Clinging to Cold Ceremonies

“To say nothing of other matters, what greater blindness can be imagined, than to hope for the expiation of sin from the sacrifice of a beast, or to seek mental purification in external washing with water, or to attempt to appease God with cold ceremonies, as if he were greatly delighted with them? Such are the absurdities into which those fall who cling to legal observances, without respect to Christ.”

–Calvin, Institutes 2.11.10

To be sure, the Bible is full of instructions for Christians. There are plenty of things we ought to do if we are to bear the name of Christ rightfully. Concerning our quote above, we are to sacrifice, we are to be baptized, we are to confess our sins and ask for forgiveness continually, but we aren’t to do these things expecting that they merit our salvation. We’re put right in God’s eyes by grace through faith in Christ’s finished work, and nothing else. However, as James points out rightly, saving faith is a faith that works (James 2:14-26). Consider with me Psalm 51:16-17– some of the most quoted verses in the Psalter.

For you will not delight in sacrifice, or I would give it;

you will not be pleased with a burnt offering.

The sacrifices of God are a broken spirit;

a broken and contrite heart, O God, you will not despise.

Many take these verses to be precedent for their lethargy in service to God and others. They take these verses and assume there’s nothing that they need to do before God other than be sorry for sinning, and they think the occasional ‘good deed’ or church attendance will show that. First, this interpretation misses the mark on ‘sin’ in general because it relegates it to simple actions done that were ‘wrong’ and needed to be fixed instead of seeing sin as our unregenerate, all-encompassing, condition apart from God’s intervention. Our sin nature is what we must be saved from, and it’s our sinful flesh that we are still wrapped in that causes even the regenerate heart to continue to fall into ‘sins.’ Second, and my main point is that this interpretation neglects to read the very next verses(!) and take them into account for what David means. David continues in v.18-19:

Do good to Zion in your good pleasure;

build up the walls of Jerusalem;

then will you delight in right sacrifices,

in burnt offerings and whole burnt offerings;

then bulls will be offered on your altar.

David is saying that once a sacrifice of a broken spirit and contrite heart are offered (v.17), we move into the ‘then’ of v.19 which compels us to offer sacrifices that God will delight in (works). Notice that David mentions ‘burnt offering’ (v.16, 19) as something God will reject, and then something in which God will delight. He delights in what he would have rejected otherwise because it’s offered with a right heart.
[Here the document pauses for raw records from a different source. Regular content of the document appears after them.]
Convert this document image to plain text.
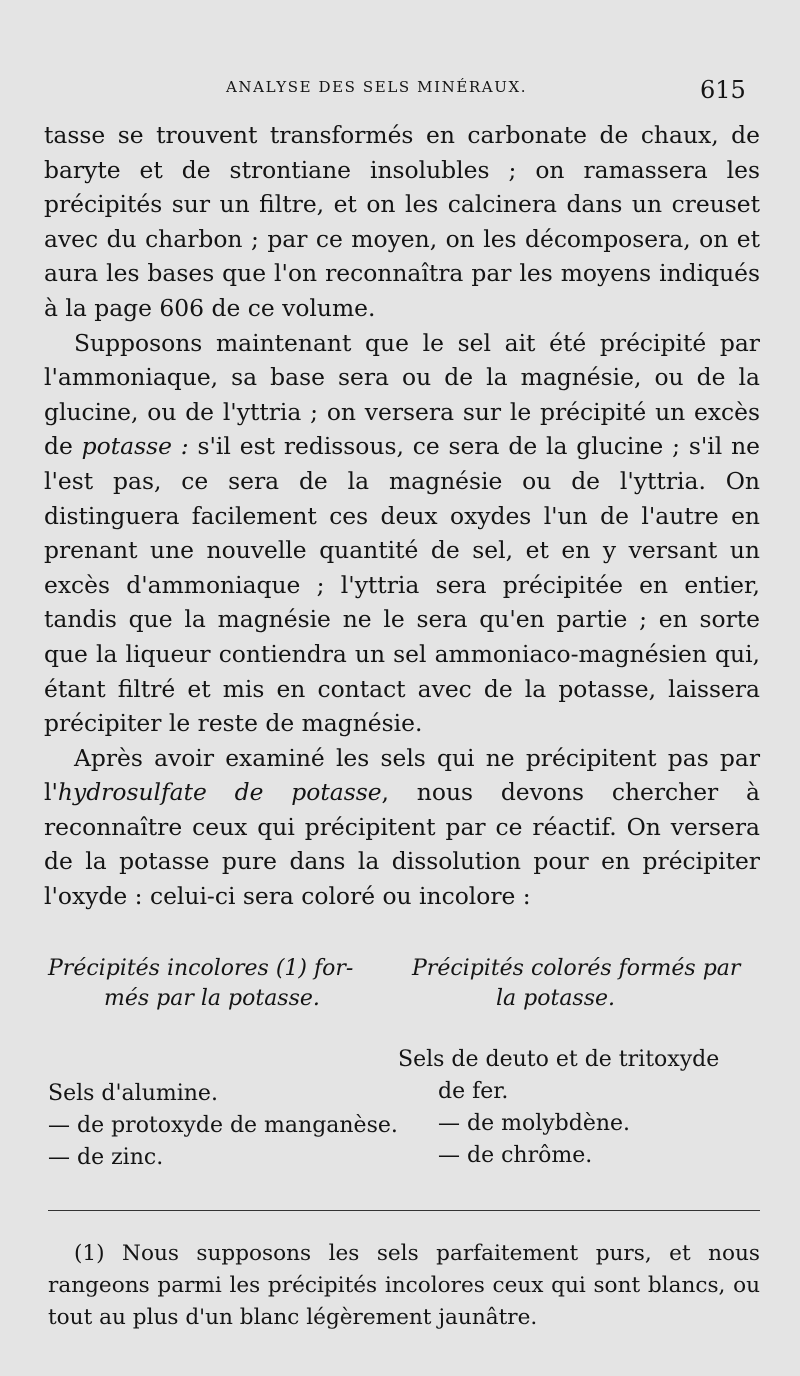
ANALYSE DES SELS MINÉRAUX.	615

tasse se trouvent transformés en carbonate de chaux, de baryte et de strontiane insolubles ; on ramassera les précipités sur un filtre, et on les calcinera dans un creuset avec du charbon ; par ce moyen, on les décomposera, on et aura les bases que l'on reconnaîtra par les moyens indiqués à la page 606 de ce volume.

Supposons maintenant que le sel ait été précipité par l'ammoniaque, sa base sera ou de la magnésie, ou de la glucine, ou de l'yttria ; on versera sur le précipité un excès de potasse : s'il est redissous, ce sera de la glucine ; s'il ne l'est pas, ce sera de la magnésie ou de l'yttria. On distinguera facilement ces deux oxydes l'un de l'autre en prenant une nouvelle quantité de sel, et en y versant un excès d'ammoniaque ; l'yttria sera précipitée en entier, tandis que la magnésie ne le sera qu'en partie ; en sorte que la liqueur contiendra un sel ammoniaco-magnésien qui, étant filtré et mis en contact avec de la potasse, laissera précipiter le reste de magnésie.

Après avoir examiné les sels qui ne précipitent pas par l'hydrosulfate de potasse, nous devons chercher à reconnaître ceux qui précipitent par ce réactif. On versera de la potasse pure dans la dissolution pour en précipiter l'oxyde : celui-ci sera coloré ou incolore :

Précipités incolores (1) for-
més par la potasse.
Précipités colorés formés par
la potasse.
Sels d'alumine.
— de protoxyde de manganèse.
— de zinc.
Sels de deuto et de tritoxyde
de fer.
— de molybdène.
— de chrôme.

(1) Nous supposons les sels parfaitement purs, et nous rangeons parmi les précipités incolores ceux qui sont blancs, ou tout au plus d'un blanc légèrement jaunâtre.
In fact, a theme of Psalm 51 is that David longs to know that he is set right with God so that he can respond by doing. Look the response to his restoration that he pants for in v.13-15: he will teach transgressors so that they will return to God (v.13), his tongue will sing aloud God’s righteousness (v.14), and his mouth can declare God’s praise (v.15).

In a sense, this is what Calvin is getting at here. He’s saying that we don’t merely do works (offer sacrifices) to check it off the list or get it out of the way. Or to put it another way, we don’t attend church on Sunday, or take communion, or pray, or read our Bibles, or say the right things, or hang out with the right people to make God happy. Calvin says that to do so would be performing works “without respect to Christ.” Instead, we do these things as a response to the fact that God is already happy with us in Christ. As Tim Keller says, “Christianity is the only religion where we get the verdict before the performance.”

So if you’re living your Christian life as one giant ‘do & don’t’ list, or going through the motions because you think it somehow pleases God, then I plead with you to dwell upon God’s grace (and all of the implications bound within), because it doesn’t. There are things you should and shouldn’t do, and the motions are essential, but your works, your service to God and others, ought to come from a place of assurance and joy found in the finished work of Christ. They shouldn’t come from a fear of performing or clinging to the cold ceremonies of religion, assuming that your adherence will tip God’s cosmic scales in your favor on the last day. Receive Christ’s record through faith, and then work hard while giving all the glory to God.